Pull the dataset, use that for your For Each loop, either in SSIS or in a CLR proc that steps through the data. Write the data from the dataset directly, not using a Data Flow task. One call to the database (a really big call, which may take a while to return a dataset that's a million or so rows long), lots of loops through a datawriter script or DLL.

Of course, breaking it up into smaller database calls, one per row, will probably be faster, easier to write, easier to manage, easier to debug, and won't put anywhere near the strain on your server that a million-row dataset will, but if you don't want to do it that way, do it this way and you can make just one call.

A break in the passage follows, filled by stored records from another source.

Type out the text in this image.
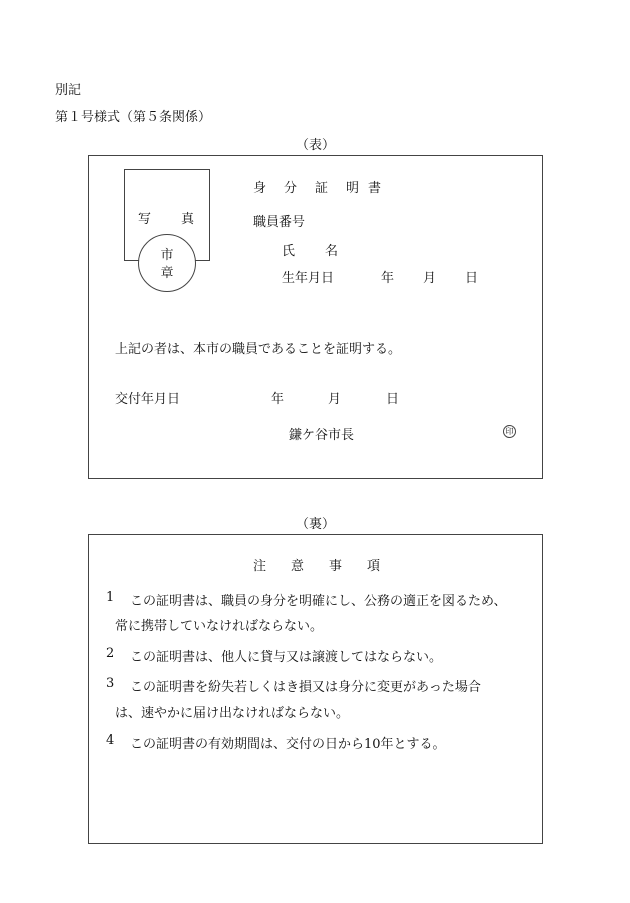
別記
第１号様式（第５条関係）
（表）
写 真
市
章
身 分 証 明 書
職員番号
氏 名
生年月日	年 月 日
上記の者は、本市の職員であることを証明する。
交付年月日	年	月	日
鎌ケ谷市長	印
（裏）
注 意 事 項
1 この証明書は、職員の身分を明確にし、公務の適正を図るため、
常に携帯していなければならない。
2 この証明書は、他人に貸与又は譲渡してはならない。
3 この証明書を紛失若しくはき損又は身分に変更があった場合
は、速やかに届け出なければならない。
4 この証明書の有効期間は、交付の日から10年とする。
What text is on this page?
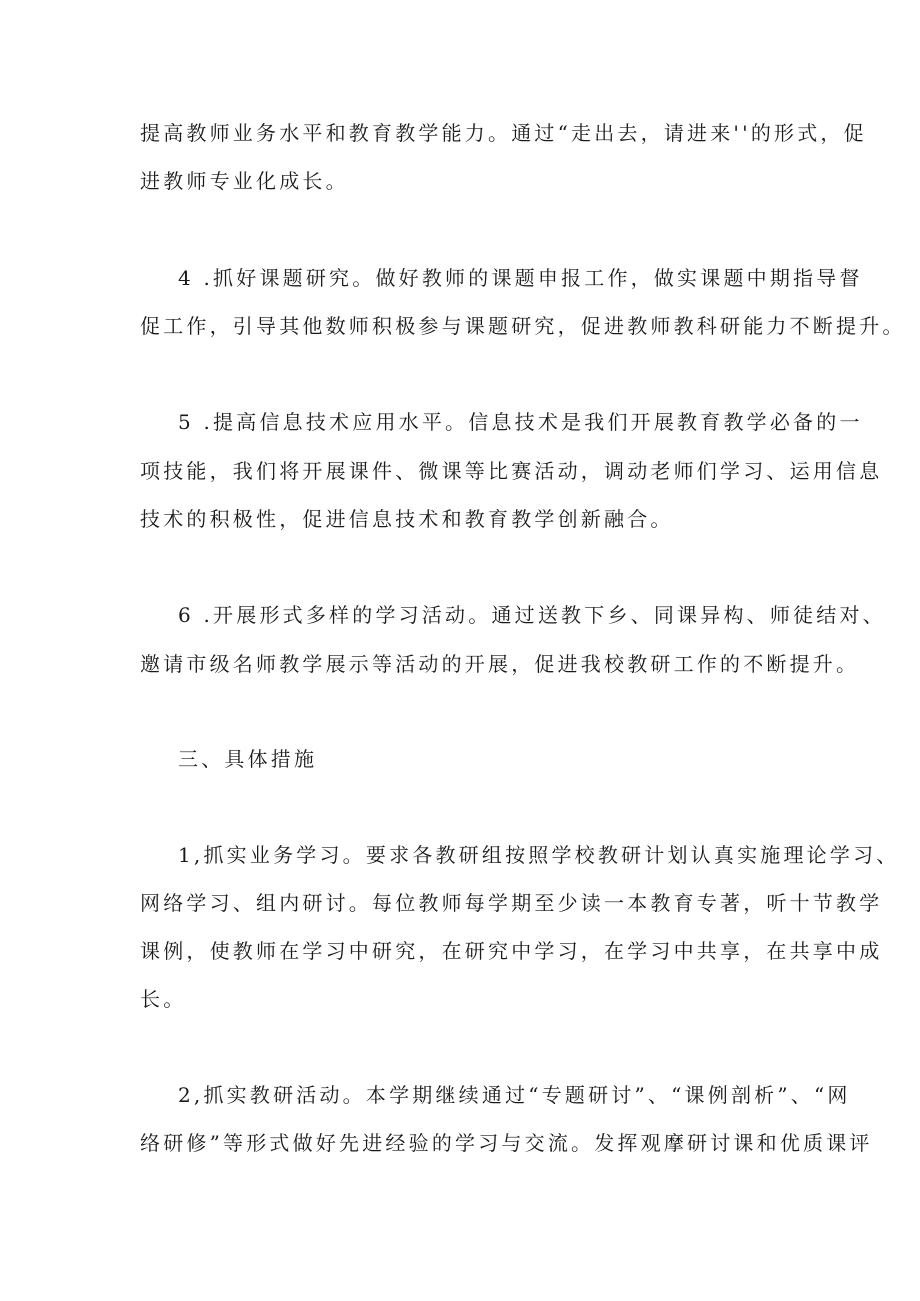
提高教师业务水平和教育教学能力。通过“走出去，请进来''的形式，促
进教师专业化成长。
4 .抓好课题研究。做好教师的课题申报工作，做实课题中期指导督
促工作，引导其他数师积极参与课题研究，促进教师教科研能力不断提升。
5 .提高信息技术应用水平。信息技术是我们开展教育教学必备的一
项技能，我们将开展课件、微课等比赛活动，调动老师们学习、运用信息
技术的积极性，促进信息技术和教育教学创新融合。
6 .开展形式多样的学习活动。通过送教下乡、同课异构、师徒结对、
邀请市级名师教学展示等活动的开展，促进我校教研工作的不断提升。
三、具体措施
1,抓实业务学习。要求各教研组按照学校教研计划认真实施理论学习、
网络学习、组内研讨。每位教师每学期至少读一本教育专著，听十节教学
课例，使教师在学习中研究，在研究中学习，在学习中共享，在共享中成
长。
2,抓实教研活动。本学期继续通过“专题研讨”、“课例剖析”、“网
络研修”等形式做好先进经验的学习与交流。发挥观摩研讨课和优质课评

- Gus "GSquared", RSVP, OODA, MAP, NMVP, FAQ, SAT, SQL, DNA, RNA, UOI, IOU, AM, PM, AD, BC, BCE, USA, UN, CF, ROFL, LOL, ETC
Property of The Thread

"Nobody knows the age of the human race, but everyone agrees it's old enough to know better." - Anon

ChrisM@Work SSC Guru Points: 186127 More actions · Answer 11

sradez_DBA (8/13/2012)
They are not searching the Database from the UI.The search is on the files.

It will be very interesting to see how this approach compares with the more conventional one, of searching a database and generating output from the database content. Superficially it's quite similar - interrogate an index for the address of a bit of data.

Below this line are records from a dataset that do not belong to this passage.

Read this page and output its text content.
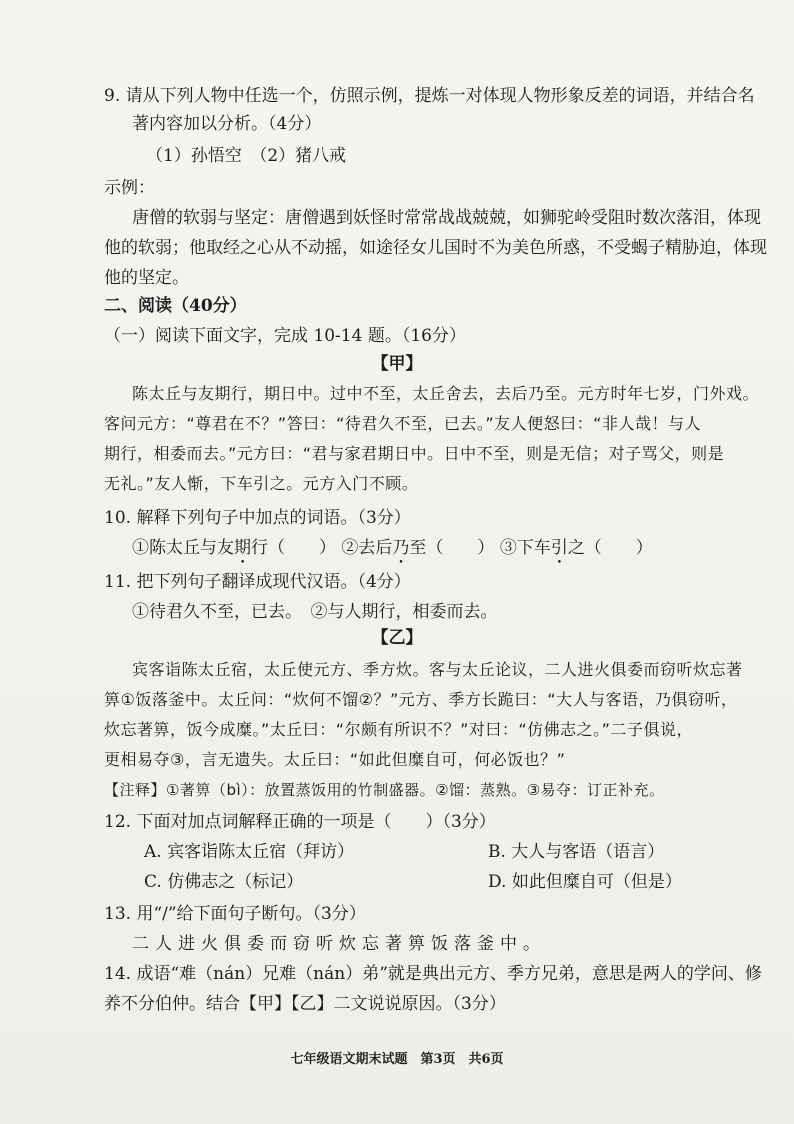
9. 请从下列人物中任选一个，仿照示例，提炼一对体现人物形象反差的词语，并结合名
著内容加以分析。（4分）
（1）孙悟空　（2）猪八戒
示例：
唐僧的软弱与坚定：唐僧遇到妖怪时常常战战兢兢，如狮驼岭受阻时数次落泪，体现
他的软弱；他取经之心从不动摇，如途径女儿国时不为美色所惑，不受蝎子精胁迫，体现
他的坚定。
二、阅读（40分）
（一）阅读下面文字，完成 10-14 题。（16分）
【甲】
陈太丘与友期行，期日中。过中不至，太丘舍去，去后乃至。元方时年七岁，门外戏。
客问元方：“尊君在不？”答曰：“待君久不至，已去。”友人便怒曰：“非人哉！与人
期行，相委而去。”元方曰：“君与家君期日中。日中不至，则是无信；对子骂父，则是
无礼。”友人惭，下车引之。元方入门不顾。
10. 解释下列句子中加点的词语。（3分）
①陈太丘与友期行（　　） ②去后乃至（　　） ③下车引之（　　）
11. 把下列句子翻译成现代汉语。（4分）
①待君久不至，已去。　②与人期行，相委而去。
【乙】
宾客诣陈太丘宿，太丘使元方、季方炊。客与太丘论议，二人进火俱委而窃听炊忘著
箅①饭落釜中。太丘问：“炊何不馏②？”元方、季方长跪曰：“大人与客语，乃俱窃听，
炊忘著箅，饭今成糜。”太丘曰：“尔颇有所识不？”对曰：“仿佛志之。”二子俱说，
更相易夺③，言无遗失。太丘曰：“如此但糜自可，何必饭也？”
【注释】①著箅（bì）：放置蒸饭用的竹制盛器。②馏：蒸熟。③易夺：订正补充。
12. 下面对加点词解释正确的一项是（　　）（3分）
A. 宾客诣陈太丘宿（拜访）	B. 大人与客语（语言）
C. 仿佛志之（标记）	D. 如此但糜自可（但是）
13. 用“/”给下面句子断句。（3分）
二人进火俱委而窃听炊忘著箅饭落釜中。
14. 成语“难（nán）兄难（nán）弟”就是典出元方、季方兄弟，意思是两人的学问、修
养不分伯仲。结合【甲】【乙】二文说说原因。（3分）
七年级语文期末试题　第3页　共6页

^{“Write the query the simplest way. If through testing it becomes clear that the performance is inadequate, consider alternative query forms.” - Gail Shaw}

For fast, accurate and documented assistance in answering your questions, please read this article.
Understanding and using APPLY, (I) and (II) Paul White
Hidden RBAR: Triangular Joins / The "Numbers" or "Tally" Table: What it is and how it replaces a loop Jeff Moden

Phil Parkin SSC Guru Points: 246963 More actions · Answer 12

GSquared (8/13/2012)
Sounds like a serious step backwards in data management technology.
Don't call the database for each row of data. Use a script object to write each row to a file.
You can do this inside a CLR proc in the database (you'd have to set it to unsafe, if I'm not mistaken), or you can do this in a script object in SSIS. VB.NET can write text files directly: http://msdn.microsoft.com/en-us/library/1t4kyezf(v=VS.80).aspx. Pretty sure C# can too.
Pull the dataset, use that for your For Each loop, either in SSIS or in a CLR proc that steps through the data. Write the data from the dataset directly, not using a Data Flow task. One call to the database (a really big call, which may take a while to return a dataset that's a million or so rows long), lots of loops through a datawriter script or DLL.
Of course, breaking it up into smaller database calls, one per row, will probably be faster, easier to write, easier to manage, easier to debug, and won't put anywhere near the strain on your server that a million-row dataset will, but if you don't want to do it that way, do it this way and you can make just one call.

+1 this is good advice.

The absence of evidence is not evidence of absence
- Martin Rees
The absence of consumable DDL, sample data and desired results is, however, evidence of the absence of my response
- Phil Parkin

sradez_DBA SSC Veteran Points: 290 More actions · Answer 13

Thank You All for sharing your thoughts.

As i said the project is interesting.What makes it interesting is if you have 9 different companies who want to share there products and they have there own FileSystem and DB but share a common UI.

sradez_DBA SSC Veteran Points: 290 More actions · Answer 14

As Phil says I will have to try for a SSIS and Parallelism Approach and do some testing on how this works.